After a late, quick and very ordinary bento box lunch (dammit but if Japan hasn’t destroyed sushi for me forever!), I head back towards Leicester Square to meet up with KPeth for our afternoon’s entertainment – Tim Minchin’s interpretation of Matilda which has been running at the Cambridge Theatre for about three years now. I had wanted to see it in New York last year, but knew after dragging Mr K to an opera at the MET, I’d be pushing my luck. It was a delighful show – I would highly recommend fans of the book, the movie, Tim Minchin fans and teachers and parents all go see it… yes, I know that is a sweepingn demographic, but there is a lot of appeal in this incredibly creative interpretation of the story. The lovely little girl playing Matilda was delightful, she was confident and sung beautiful and had such an expressive range for someone so young. And the Trunchpool was FANTASTIC…. just brilliant, so much Tim Minchin in this character and the actor’s portrayal of it. I am gald to see it is currently auditioning and is going to have a run in Australia, people at home are going to fall in love with it.
After such a delightful show KPeth and I popped across the street to a quaint little pub called the Crown to kill a bit of time before our respective dinner dates. Had a pint of cider and discussed our impending travels to Norway, Iceland and back to Canada. Absolutely can’t wait to set sail – with a bit of luck, we will see the Northern Lights too, which would just be the icing on the cake.
After that I made my way to Cosmoba – a fabulous Italian restaurant recommend by Stephola in the Russell Square/Holbourn area – via a wrong turn out of the tube station yet again! I am all turned around at the moment, twice today I have stuck off walking about a kilometer and a half in the wrong direction only to disheartenedly discover I should have gone right instead of left on coming out of the Tube! It’s very strange not having been here for so long – many things look so familiar and yet entirely different at the same time… so I think I am on the right track and then discovering – err… not so much. 🙂 Cosmoba was quite a lovely little Italian place and I had a delightful meal with the MusicMan. We discussed politics, travel, food, relationships, you name it – it feels like we’ve been friends for years… a very odd and yet lovely feeling.

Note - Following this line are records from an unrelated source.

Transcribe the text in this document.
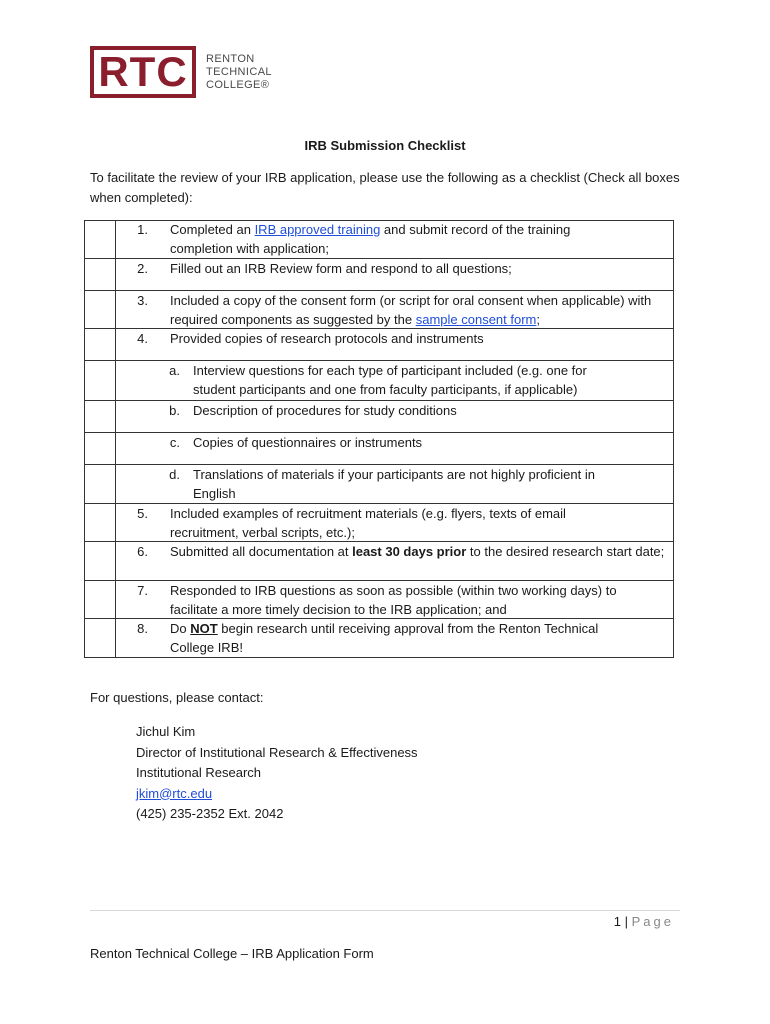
RTC	RENTON
TECHNICAL
COLLEGE®
IRB Submission Checklist
To facilitate the review of your IRB application, please use the following as a checklist (Check all boxes when completed):
1. Completed an IRB approved training and submit record of the training completion with application;
2. Filled out an IRB Review form and respond to all questions;
3. Included a copy of the consent form (or script for oral consent when applicable) with required components as suggested by the sample consent form;
4. Provided copies of research protocols and instruments
a. Interview questions for each type of participant included (e.g. one for student participants and one from faculty participants, if applicable)
b. Description of procedures for study conditions
c. Copies of questionnaires or instruments
d. Translations of materials if your participants are not highly proficient in English
5. Included examples of recruitment materials (e.g. flyers, texts of email recruitment, verbal scripts, etc.);
6. Submitted all documentation at least 30 days prior to the desired research start date;
7. Responded to IRB questions as soon as possible (within two working days) to facilitate a more timely decision to the IRB application; and
8. Do NOT begin research until receiving approval from the Renton Technical College IRB!
For questions, please contact:
Jichul Kim
Director of Institutional Research & Effectiveness
Institutional Research
jkim@rtc.edu
(425) 235-2352 Ext. 2042
1 | Page
Renton Technical College – IRB Application Form
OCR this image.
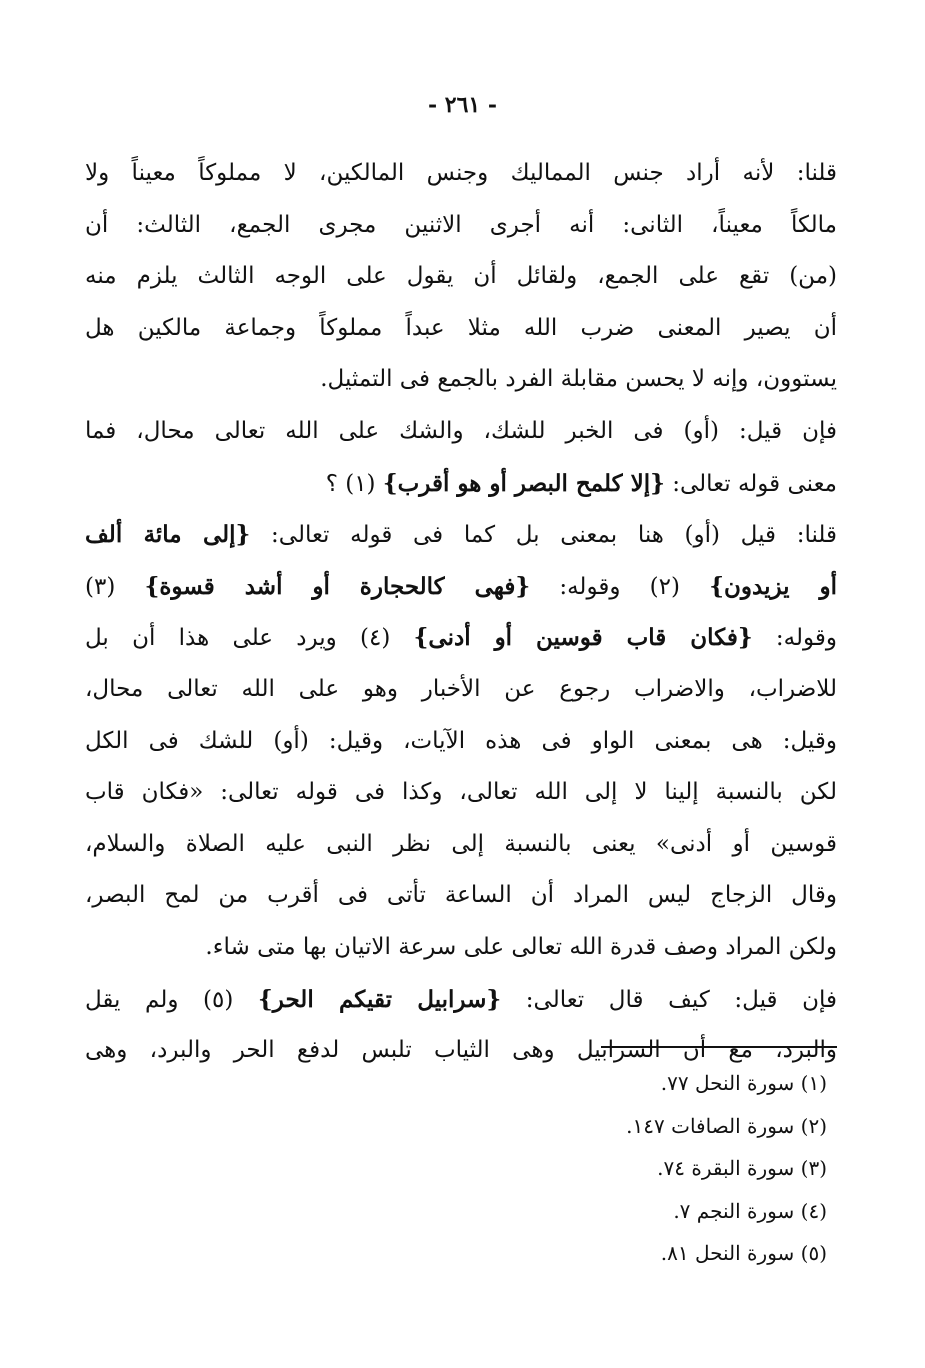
- ٢٦١ -
قلنا: لأنه أراد جنس المماليك وجنس المالكين، لا مملوكاً معيناً ولا
مالكاً معيناً، الثانى: أنه أجرى الاثنين مجرى الجمع، الثالث: أن
(من) تقع على الجمع، ولقائل أن يقول على الوجه الثالث يلزم منه
أن يصير المعنى ضرب الله مثلا عبداً مملوكاً وجماعة مالكين هل
يستوون، وإنه لا يحسن مقابلة الفرد بالجمع فى التمثيل.
فإن قيل: (أو) فى الخبر للشك، والشك على الله تعالى محال، فما
معنى قوله تعالى: {إلا كلمح البصر أو هو أقرب} (١) ؟
قلنا: قيل (أو) هنا بمعنى بل كما فى قوله تعالى: {إلى مائة ألف
أو يزيدون} (٢) وقوله: {فهى كالحجارة أو أشد قسوة} (٣)
وقوله: {فكان قاب قوسين أو أدنى} (٤) ويرد على هذا أن بل
للاضراب، والاضراب رجوع عن الأخبار وهو على الله تعالى محال،
وقيل: هى بمعنى الواو فى هذه الآيات، وقيل: (أو) للشك فى الكل
لكن بالنسبة إلينا لا إلى الله تعالى، وكذا فى قوله تعالى: «فكان قاب
قوسين أو أدنى» يعنى بالنسبة إلى نظر النبى عليه الصلاة والسلام،
وقال الزجاج ليس المراد أن الساعة تأتى فى أقرب من لمح البصر،
ولكن المراد وصف قدرة الله تعالى على سرعة الاتيان بها متى شاء.
فإن قيل: كيف قال تعالى: {سرابيل تقيكم الحر} (٥) ولم يقل
والبرد، مع أن السرابيل وهى الثياب تلبس لدفع الحر والبرد، وهى
(١) سورة النحل ٧٧.
(٢) سورة الصافات ١٤٧.
(٣) سورة البقرة ٧٤.
(٤) سورة النجم ٧.
(٥) سورة النحل ٨١.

After dinner we stopped by the Princess Louise for a pint – chosen by the MusicMan for it’s fabulous historical cred as a gin palace and it’s amazing decorative arts interior. Such an amazing little pub. I forgot to take some photos so had to find some as it is difficult to desribe. The establishment is a labyrinth of etched glass and dark timber with high solid bars and tempting beverages on tap, the design motifs scattered throughout the decor keep the eye busy, and there are pommegranates, acorns, oak leaves, and greek inspirted cornice and roses and ribbons and so much to look at… it’s busy and a little overwhelming, but somehow cosy and wonderful – I think I have just found my favourite London drinking establishment.